Ruptures – L’édito de Patrice Chabanet
A défi inédit, réponse inédite. La propagation du coronavirus marque une rupture dans la manière de gérer une crise sanitaire et, plus encore, d’envisager la suite de l’histoire. Trop d’incertitudes demeurent, ce qui rend le choix des solutions aléatoire: fallait-il fermer les écoles et maintenir les élections municipales ? Seules les statistiques valideront ou invalideront les mesures annoncées, et certainement pas les palabres sur les chaînes d’info en continu.
La principale rupture n’est pas dans le couvre-feu social qui étreint progressivement les nations d’Europe. Elle est dans la remise en cause d’un certain capitalisme outrancier qui réduit l’activité humaine à des chiffres, au mépris de l’humain. C’est cette idéologie qui a concentré un maximum de production en Chine. C’est plus globalement une grosse claque pour ceux qui ne jurent que par ou pour l’économie. Du coup, des voix se font entendre pour dire que la santé doit échapper aux lois du marché. Elles ne viennent pas de révolutionnaires de gauche, mais d’économistes de droite et… d’Emmanuel Macron. L’idée de l’Etat-Providence revient en force. Si ce n’est pas une rupture, les mots n’ont aucun sens.

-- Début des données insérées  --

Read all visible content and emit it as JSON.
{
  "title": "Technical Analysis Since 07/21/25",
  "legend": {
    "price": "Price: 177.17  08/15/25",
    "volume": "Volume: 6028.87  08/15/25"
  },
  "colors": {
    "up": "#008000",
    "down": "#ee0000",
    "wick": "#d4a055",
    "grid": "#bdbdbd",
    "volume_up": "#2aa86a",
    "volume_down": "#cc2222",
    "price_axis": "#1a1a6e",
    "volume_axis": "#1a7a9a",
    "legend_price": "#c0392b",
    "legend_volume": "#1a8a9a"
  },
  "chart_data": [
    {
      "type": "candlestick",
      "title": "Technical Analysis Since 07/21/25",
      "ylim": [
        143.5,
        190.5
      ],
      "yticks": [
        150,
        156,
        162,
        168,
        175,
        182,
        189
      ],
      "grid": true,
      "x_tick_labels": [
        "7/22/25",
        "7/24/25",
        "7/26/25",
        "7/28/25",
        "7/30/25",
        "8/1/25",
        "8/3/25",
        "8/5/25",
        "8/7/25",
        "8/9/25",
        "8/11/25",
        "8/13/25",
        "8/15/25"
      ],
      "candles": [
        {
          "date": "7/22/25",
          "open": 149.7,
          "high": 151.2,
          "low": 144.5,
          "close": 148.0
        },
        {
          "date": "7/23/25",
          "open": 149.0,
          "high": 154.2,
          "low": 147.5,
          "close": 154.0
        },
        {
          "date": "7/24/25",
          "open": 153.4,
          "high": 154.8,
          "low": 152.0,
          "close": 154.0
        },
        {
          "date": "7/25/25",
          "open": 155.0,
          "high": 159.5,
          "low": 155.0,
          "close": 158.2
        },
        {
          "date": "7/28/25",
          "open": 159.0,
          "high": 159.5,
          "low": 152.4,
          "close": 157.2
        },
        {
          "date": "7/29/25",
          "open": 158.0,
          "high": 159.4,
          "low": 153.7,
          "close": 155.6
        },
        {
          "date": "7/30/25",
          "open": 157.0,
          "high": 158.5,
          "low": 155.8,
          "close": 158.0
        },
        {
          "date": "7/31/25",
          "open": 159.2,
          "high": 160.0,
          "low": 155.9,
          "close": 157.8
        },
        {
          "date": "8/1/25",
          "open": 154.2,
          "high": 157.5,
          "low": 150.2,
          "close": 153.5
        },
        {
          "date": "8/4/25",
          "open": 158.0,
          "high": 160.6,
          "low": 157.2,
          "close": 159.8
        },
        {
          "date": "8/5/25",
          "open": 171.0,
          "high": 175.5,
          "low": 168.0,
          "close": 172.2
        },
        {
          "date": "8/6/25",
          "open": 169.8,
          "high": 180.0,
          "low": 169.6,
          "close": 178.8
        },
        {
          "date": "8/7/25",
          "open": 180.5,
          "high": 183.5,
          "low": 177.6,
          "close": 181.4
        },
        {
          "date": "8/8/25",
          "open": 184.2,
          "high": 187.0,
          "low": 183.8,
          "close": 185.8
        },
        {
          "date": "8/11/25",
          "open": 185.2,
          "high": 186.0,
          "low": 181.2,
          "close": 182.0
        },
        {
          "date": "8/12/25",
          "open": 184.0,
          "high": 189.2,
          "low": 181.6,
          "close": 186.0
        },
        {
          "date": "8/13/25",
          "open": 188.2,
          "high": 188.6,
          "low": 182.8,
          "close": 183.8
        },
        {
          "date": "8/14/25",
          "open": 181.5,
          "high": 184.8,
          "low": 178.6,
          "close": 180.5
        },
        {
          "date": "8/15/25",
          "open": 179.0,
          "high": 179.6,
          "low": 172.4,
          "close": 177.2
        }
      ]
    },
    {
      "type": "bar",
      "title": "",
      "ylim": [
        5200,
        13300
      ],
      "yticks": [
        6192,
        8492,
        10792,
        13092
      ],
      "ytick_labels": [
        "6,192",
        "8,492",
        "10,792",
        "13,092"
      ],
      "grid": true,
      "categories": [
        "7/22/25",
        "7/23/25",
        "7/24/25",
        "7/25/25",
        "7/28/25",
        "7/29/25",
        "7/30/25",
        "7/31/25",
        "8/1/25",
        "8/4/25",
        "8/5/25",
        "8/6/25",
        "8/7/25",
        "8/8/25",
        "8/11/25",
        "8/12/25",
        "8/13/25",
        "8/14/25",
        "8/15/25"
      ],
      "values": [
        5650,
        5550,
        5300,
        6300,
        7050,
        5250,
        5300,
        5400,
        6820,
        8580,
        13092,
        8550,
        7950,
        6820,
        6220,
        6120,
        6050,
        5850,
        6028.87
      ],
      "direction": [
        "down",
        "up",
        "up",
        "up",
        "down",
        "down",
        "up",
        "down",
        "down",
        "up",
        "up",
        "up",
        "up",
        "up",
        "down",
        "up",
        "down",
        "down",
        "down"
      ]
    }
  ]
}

Rupture aussi avec la doxa européenne des 3% : la Commission admet enfin qu’il faut sortir de ce corset de fer. Il ne pourra y avoir de relance sans aide massive de l’Etat. Le « quoi qu’il en coûte » macronien fera hurler les intégristes du déficit zéro, mais il constitue une réponse rapide pour éviter une catastrophe économique. C’est ça ou le voyage au bout de l’enfer social.
Rupture enfin avec la crise de 2008. Au bout de quelques mois les mauvaises pratiques avaient repris le dessus. Cette année, la crise sanitaire concerne tout le monde et l’opinion publique ne se laissera pas avoir. Faute de quoi, le système entier pourrait s’effondrer. Les menaces d’écroulement se faisaient déjà sentir avant l’irruption du coronavirus. Maintenant, le Covid-19 est dans la position inquiétante du détonateur.